Cheng Bo Jing miró a su alrededor en la sala de conferencias.

Había alrededor de quince personas, más ayudantes, sentadas, escuchando hablar al General Li.

Al parecer, enfrentaban una doble amenaza.

Se había detectado un submarino en aguas internacionales.

Un submarino del País M que podría o no tener un dispositivo que desencadenaría una guerra espacial y haría llover bombas nucleares sobre varios países, siendo el País K uno de ellos.

Además de eso, se había filtrado desde el País S que el País M estaba planeando un masivo ataque EMP que, esencialmente, enviaría al mundo de regreso a la edad oscura.

Pero nadie sabía cuándo o cómo iba a suceder.

Con un suspiro suave, Cheng Bo Jing se recostó en su silla y escuchó el informe de inteligencia.

No había nada nuevo en él.

De hecho, estaba bastante seguro de que incluso Bai Long Qiang sabía más sobre lo que estaba sucediendo que el General.

Pero así eran los militares.

La mano derecha nunca le decía a la mano izquierda lo que estaba haciendo, y luego ambas manos se preguntaban por qué las cosas estaban jodidas.

Bai Long Qiang miró a Cheng Bo Jing y rodó los ojos.

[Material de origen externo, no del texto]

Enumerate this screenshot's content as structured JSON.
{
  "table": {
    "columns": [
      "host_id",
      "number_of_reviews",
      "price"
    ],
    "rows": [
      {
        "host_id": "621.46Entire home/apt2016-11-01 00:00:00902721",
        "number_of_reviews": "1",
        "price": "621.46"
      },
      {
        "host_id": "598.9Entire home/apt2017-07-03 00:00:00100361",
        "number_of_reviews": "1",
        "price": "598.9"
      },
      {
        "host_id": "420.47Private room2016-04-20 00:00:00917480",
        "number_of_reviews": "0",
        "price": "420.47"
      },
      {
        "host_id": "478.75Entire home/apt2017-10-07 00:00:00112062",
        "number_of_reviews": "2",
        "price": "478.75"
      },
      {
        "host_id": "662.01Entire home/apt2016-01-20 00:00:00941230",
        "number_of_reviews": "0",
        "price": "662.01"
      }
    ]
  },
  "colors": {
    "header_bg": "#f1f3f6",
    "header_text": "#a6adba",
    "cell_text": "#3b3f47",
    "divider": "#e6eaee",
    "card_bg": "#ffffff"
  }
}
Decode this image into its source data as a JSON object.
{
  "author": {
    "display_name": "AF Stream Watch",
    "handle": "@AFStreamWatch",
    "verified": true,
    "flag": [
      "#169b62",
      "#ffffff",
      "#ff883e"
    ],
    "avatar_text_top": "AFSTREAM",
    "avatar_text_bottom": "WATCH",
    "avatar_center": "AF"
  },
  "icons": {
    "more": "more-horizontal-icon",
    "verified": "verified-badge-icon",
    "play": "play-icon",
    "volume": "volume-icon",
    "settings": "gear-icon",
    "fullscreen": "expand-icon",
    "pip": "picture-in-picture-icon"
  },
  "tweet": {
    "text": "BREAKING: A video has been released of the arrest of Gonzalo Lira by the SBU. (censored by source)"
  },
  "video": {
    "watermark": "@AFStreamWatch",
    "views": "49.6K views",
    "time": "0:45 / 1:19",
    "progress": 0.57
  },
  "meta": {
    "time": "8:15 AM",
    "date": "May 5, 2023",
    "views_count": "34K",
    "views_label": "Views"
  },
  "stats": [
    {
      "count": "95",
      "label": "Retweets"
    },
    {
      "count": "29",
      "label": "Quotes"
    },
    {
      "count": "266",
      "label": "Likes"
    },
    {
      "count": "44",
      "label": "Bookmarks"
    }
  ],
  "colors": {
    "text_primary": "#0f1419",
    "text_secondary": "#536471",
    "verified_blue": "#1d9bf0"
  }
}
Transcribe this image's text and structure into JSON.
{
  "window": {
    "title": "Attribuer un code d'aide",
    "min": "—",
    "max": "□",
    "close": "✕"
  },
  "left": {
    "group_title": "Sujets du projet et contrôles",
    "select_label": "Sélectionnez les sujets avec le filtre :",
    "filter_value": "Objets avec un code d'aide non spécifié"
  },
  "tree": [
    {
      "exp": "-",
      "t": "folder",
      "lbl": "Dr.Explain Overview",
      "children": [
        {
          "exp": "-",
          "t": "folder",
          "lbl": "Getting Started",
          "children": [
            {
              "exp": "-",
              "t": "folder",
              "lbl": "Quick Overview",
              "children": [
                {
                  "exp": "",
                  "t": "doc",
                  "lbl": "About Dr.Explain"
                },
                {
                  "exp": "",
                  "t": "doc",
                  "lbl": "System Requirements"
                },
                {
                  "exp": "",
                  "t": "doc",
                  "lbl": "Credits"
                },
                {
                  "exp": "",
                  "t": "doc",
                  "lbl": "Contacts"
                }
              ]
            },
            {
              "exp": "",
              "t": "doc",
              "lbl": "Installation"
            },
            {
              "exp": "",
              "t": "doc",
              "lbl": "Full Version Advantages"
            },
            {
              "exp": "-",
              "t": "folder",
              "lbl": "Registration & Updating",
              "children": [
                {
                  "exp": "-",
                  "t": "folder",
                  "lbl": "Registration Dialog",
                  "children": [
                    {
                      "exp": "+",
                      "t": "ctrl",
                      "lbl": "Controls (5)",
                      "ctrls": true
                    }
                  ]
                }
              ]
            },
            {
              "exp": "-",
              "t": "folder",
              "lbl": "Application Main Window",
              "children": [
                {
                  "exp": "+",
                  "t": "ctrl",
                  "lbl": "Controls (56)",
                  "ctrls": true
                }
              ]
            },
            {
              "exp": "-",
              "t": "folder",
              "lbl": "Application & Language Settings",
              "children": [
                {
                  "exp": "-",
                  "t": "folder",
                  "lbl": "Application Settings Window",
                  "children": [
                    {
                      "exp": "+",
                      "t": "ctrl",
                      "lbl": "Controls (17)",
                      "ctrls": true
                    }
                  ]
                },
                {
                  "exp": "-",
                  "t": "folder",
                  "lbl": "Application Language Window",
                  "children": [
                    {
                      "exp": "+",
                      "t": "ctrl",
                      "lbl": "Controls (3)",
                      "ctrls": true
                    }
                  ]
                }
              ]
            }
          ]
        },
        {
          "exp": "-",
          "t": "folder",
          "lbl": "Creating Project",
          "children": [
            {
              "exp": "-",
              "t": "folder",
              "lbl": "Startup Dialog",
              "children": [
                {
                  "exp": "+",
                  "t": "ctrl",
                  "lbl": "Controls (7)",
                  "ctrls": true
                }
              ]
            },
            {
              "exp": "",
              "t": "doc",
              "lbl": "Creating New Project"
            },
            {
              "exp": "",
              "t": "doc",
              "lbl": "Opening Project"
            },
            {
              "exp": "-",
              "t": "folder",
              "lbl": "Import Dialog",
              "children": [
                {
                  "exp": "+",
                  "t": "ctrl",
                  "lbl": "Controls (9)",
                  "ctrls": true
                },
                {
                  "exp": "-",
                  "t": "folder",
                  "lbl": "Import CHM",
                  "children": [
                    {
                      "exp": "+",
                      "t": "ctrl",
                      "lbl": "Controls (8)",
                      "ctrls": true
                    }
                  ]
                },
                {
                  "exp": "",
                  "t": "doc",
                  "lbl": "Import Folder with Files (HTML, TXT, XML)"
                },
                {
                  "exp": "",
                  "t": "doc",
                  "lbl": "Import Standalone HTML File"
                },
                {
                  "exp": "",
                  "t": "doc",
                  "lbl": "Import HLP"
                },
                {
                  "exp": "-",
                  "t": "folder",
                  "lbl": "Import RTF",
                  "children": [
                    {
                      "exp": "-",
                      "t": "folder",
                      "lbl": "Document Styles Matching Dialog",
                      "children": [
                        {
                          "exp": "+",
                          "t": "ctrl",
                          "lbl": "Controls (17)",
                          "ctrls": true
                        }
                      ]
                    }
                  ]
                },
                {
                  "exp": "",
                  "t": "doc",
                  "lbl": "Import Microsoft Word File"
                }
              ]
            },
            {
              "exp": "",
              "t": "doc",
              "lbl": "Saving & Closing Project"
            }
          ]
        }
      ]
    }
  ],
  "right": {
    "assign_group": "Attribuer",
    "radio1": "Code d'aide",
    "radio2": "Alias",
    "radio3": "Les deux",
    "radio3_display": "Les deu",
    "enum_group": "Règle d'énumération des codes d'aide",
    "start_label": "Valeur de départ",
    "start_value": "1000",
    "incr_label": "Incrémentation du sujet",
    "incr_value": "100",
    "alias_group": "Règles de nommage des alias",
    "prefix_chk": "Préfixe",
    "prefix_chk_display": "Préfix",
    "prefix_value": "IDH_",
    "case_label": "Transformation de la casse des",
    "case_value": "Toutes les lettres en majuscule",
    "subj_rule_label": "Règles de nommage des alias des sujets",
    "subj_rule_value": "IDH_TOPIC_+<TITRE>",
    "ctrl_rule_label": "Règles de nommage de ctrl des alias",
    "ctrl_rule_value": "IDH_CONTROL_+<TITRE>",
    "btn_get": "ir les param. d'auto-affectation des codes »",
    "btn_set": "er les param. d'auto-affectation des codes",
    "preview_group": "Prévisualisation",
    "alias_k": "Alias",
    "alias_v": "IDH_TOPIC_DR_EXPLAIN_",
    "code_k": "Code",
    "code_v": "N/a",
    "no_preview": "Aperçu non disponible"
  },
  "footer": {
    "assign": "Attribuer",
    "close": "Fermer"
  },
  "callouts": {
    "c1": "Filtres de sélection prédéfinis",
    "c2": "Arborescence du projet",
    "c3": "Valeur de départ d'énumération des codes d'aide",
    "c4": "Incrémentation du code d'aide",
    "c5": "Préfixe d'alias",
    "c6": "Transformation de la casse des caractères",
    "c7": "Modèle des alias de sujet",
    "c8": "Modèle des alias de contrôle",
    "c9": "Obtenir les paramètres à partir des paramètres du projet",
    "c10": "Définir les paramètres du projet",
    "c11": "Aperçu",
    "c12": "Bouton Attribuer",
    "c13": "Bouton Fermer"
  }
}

No era más que una pérdida de tiempo.

Tiempo que Cheng Bo Jing podría haber pasado vigilando a Wang Tian Mu.

No es que ella lo supiera.

Estaba seguro de que si no hubiera visto a más de unos pocos de sus compañeros de equipo haciendo lo mismo, sería espeluznante.

Pero todos habían acordado que ella era la mascota no oficial de sus equipos, y como tal, era obligatorio para ellos cuidarla y mantenerla a salvo.

No eran acosadores; simplemente la seguían y la protegían sin su conocimiento o permiso.

El teléfono en su bolsillo vibró, indicándole que tenía un mensaje de texto.

Entrecerró los ojos mientras miraba alrededor de la sala.

Nadie más estaba alcanzando sus celulares.

Claramente el mensaje no estaba relacionado con el ámbito militar.

De lo contrario, si el equipo estuviera siendo convocado, Bai Long Qiang también habría sido contactado.

—Te necesito —leyó él.

—Voy en camino.

¿Dónde me necesitas?

—respondió Cheng Bo Jing.

Levantándose, sin importarle que lo reprendieran por dejar la reunión sin permiso, simplemente se dio la vuelta y se fue.

Podrían intentar sancionarlo, pero parte de su trabajo era obtener secretos no solo sobre los enemigos.

Y ningún hombre en esa sala podía darse el lujo de enfadarlo.

Bai Long Qiang le dirigió una mirada confusa pero no lo cuestionó.

Y fue entonces cuando lo entendió.

Ella le había mandado el mensaje.

No a Bai Long Qiang.

A él.

Al cerrar la puerta de la sala de conferencias de un golpe detrás de él, corrió hacia la salida más cercana.

Ella debería estar trabajando en el hospital en ese momento.

Mierda.

¿Qué podría haber pasado que ella lo necesitara?

Miró su teléfono mientras bajaba las escaleras de tres en tres para llegar más rápido al piso inferior.

—Hospital.

Envíame un mensaje cuando estés en el estacionamiento, y saldré a tu encuentro.

No entres hasta que te lo diga —respondió ella.

Mierda.

Algo debió haber pasado.

Entonces, ¿por qué no había contactado a Bai Long Qiang?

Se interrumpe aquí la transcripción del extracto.